Ein breites Himmelbett wurde von dem flackernden warmen Licht eines mannshohen Kamins beleuchtet, und jeder noch so kleine Gegenstand warf unheimliche Schatten.
Im Bett lag ein Kind, ein Junge, und hatte sich tief unter die zahlreichen Decken verkrochen. Die Wände der Burg strahlten eine Kälte aus, die bis tief in die Knochen zog. Längst verfügte nicht jedes Zimmer über einen Kamin und so schlich ein kalter Hauch über den steinigen Boden.
Besonders an Winterabenden wie diesem war der Junge froh, wenn er sich unter seinem Schutzwall aus Decken verstecken konnte und das Knistern seines Kamins gegen das Heulen des Windes kämpfte.
Leise, aber schleifende Schritte näherten sich dem Zimmer und hallten von den kalten Steinen des Flures wider. Wenig später hob sich das eiserne Schloss der massiven Tür. Die rostigen Scharniere wehrten sich gegen die Bewegung und stöhnten unter der Last.
Der spärlich beleuchtete Flur stahl dem Zimmer seine Wärme und ein kalter Luftzug ließ das Feuer lebhafter flackern.
Herein trat ein von den Jahren krumm gewordener Mann. Sein Kopf und der Buckel seines einst kräftigen Rückens waren auf gleicher Höhe. Kleine listige Augen lugten aus dem Dunkel hervor. Ein Grinsen verunstaltete sein altes Gesicht. Hätte der Junge den Eindringling zum ersten Mal gesehen, er hätte nicht gewusst, ob er sich fürchten sollte oder ob jene Grimasse der Freundlichkeit diente. Selbst die Narrenmütze auf dem Haupt des Alten war weit entfernt von der Farbenpracht der anderer Narren. Im Allgemeinen hatte er wenig an sich, womit er mit den übrigen Burgbewohnern vergleichbar gewesen wäre. Vielleicht mochte der Junge den Mann genau deshalb.

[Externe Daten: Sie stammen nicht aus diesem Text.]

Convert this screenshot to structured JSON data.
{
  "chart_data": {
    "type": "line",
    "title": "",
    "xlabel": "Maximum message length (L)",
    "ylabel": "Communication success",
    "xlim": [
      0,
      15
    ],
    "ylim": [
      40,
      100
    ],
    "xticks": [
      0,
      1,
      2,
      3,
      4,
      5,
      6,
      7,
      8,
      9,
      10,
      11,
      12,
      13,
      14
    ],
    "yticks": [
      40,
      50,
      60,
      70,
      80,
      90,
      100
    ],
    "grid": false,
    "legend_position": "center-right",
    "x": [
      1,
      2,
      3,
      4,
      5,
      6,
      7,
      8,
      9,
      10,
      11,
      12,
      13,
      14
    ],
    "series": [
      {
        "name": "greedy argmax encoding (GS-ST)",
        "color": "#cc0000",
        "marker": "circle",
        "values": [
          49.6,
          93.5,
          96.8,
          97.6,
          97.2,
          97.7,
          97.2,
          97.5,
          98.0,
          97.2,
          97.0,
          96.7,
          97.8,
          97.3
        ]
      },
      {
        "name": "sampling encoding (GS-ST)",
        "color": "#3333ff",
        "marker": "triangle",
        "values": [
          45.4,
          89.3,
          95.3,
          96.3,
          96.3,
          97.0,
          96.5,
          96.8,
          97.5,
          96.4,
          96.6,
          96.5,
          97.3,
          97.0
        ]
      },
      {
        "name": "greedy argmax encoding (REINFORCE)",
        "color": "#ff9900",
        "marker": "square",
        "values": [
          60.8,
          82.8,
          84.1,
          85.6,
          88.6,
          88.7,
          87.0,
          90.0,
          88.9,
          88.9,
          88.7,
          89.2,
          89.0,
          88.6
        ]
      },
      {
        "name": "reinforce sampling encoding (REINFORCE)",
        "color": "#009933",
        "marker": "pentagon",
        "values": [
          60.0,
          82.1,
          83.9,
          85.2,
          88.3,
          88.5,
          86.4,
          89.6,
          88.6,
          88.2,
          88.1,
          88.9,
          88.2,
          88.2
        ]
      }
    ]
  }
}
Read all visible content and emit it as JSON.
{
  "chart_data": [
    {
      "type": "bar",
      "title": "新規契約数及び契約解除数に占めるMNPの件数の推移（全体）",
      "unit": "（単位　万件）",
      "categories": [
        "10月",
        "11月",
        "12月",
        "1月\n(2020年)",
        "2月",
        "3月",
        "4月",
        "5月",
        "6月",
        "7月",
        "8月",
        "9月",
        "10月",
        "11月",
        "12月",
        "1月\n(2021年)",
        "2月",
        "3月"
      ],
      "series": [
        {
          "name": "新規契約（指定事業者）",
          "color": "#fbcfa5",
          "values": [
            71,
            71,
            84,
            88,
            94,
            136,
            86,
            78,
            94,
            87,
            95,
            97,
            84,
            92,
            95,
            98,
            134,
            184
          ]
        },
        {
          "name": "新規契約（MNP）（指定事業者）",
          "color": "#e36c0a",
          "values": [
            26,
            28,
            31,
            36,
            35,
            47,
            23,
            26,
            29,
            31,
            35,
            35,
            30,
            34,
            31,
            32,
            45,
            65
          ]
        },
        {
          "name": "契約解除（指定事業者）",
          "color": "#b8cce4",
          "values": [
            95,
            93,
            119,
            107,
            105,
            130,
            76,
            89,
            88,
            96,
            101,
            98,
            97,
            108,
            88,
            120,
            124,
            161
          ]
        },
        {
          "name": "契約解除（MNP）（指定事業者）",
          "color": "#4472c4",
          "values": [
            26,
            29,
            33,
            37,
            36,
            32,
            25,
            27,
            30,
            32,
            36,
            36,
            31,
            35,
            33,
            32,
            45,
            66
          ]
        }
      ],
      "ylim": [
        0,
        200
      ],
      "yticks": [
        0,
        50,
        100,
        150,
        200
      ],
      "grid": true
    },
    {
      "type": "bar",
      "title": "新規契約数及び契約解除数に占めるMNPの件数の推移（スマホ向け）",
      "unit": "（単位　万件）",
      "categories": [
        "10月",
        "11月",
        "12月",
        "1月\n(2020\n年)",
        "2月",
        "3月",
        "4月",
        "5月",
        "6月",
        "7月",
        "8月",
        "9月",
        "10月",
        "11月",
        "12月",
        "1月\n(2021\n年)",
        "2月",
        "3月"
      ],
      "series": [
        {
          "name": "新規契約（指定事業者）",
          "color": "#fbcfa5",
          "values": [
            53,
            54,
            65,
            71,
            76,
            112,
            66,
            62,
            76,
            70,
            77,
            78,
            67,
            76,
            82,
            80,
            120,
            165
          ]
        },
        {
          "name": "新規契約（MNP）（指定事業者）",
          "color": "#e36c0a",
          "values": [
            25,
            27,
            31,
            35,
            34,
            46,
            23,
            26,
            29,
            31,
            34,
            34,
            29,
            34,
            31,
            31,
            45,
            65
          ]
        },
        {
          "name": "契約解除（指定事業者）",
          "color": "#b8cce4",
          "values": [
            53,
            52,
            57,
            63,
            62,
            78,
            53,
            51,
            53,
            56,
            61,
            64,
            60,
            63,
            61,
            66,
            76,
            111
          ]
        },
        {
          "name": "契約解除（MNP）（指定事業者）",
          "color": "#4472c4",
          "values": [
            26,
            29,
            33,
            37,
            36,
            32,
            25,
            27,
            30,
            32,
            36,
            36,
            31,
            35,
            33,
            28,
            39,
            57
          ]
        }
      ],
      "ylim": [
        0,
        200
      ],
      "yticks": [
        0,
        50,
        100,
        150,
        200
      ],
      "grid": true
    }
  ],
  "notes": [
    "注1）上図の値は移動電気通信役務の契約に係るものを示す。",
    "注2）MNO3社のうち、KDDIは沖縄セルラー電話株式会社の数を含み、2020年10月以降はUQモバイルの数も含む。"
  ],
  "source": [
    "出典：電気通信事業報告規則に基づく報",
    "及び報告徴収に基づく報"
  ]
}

Mit lautem Knacken fiel die Tür ins Schloss. Schwerfällige, aber gleichmäßige Schritte näherten sich dem Kamin. Er stocherte mit dem Schürhaken in der Glut, bevor er wie jeden Abend vor dem Feuer stehen blieb, sich die Hände rieb und darauf wartete, dass die Kälte des Tages aus ihm zu weichen begann.
Ohne den geringsten Ton von sich zu geben, lugte der Junge über die Decken hinweg. Er kannte das Ritual und wusste, dass der Alte als Erster sprach. Natürlich hatte seine Ungeduld ihn schon oft diese Regel vergessen lassen, aber dann ging der eigensinnige Narr, ohne seine Geschichten zu erzählen. Aber auf eben jene Geschichten freute sich der Junge den ganzen Tag.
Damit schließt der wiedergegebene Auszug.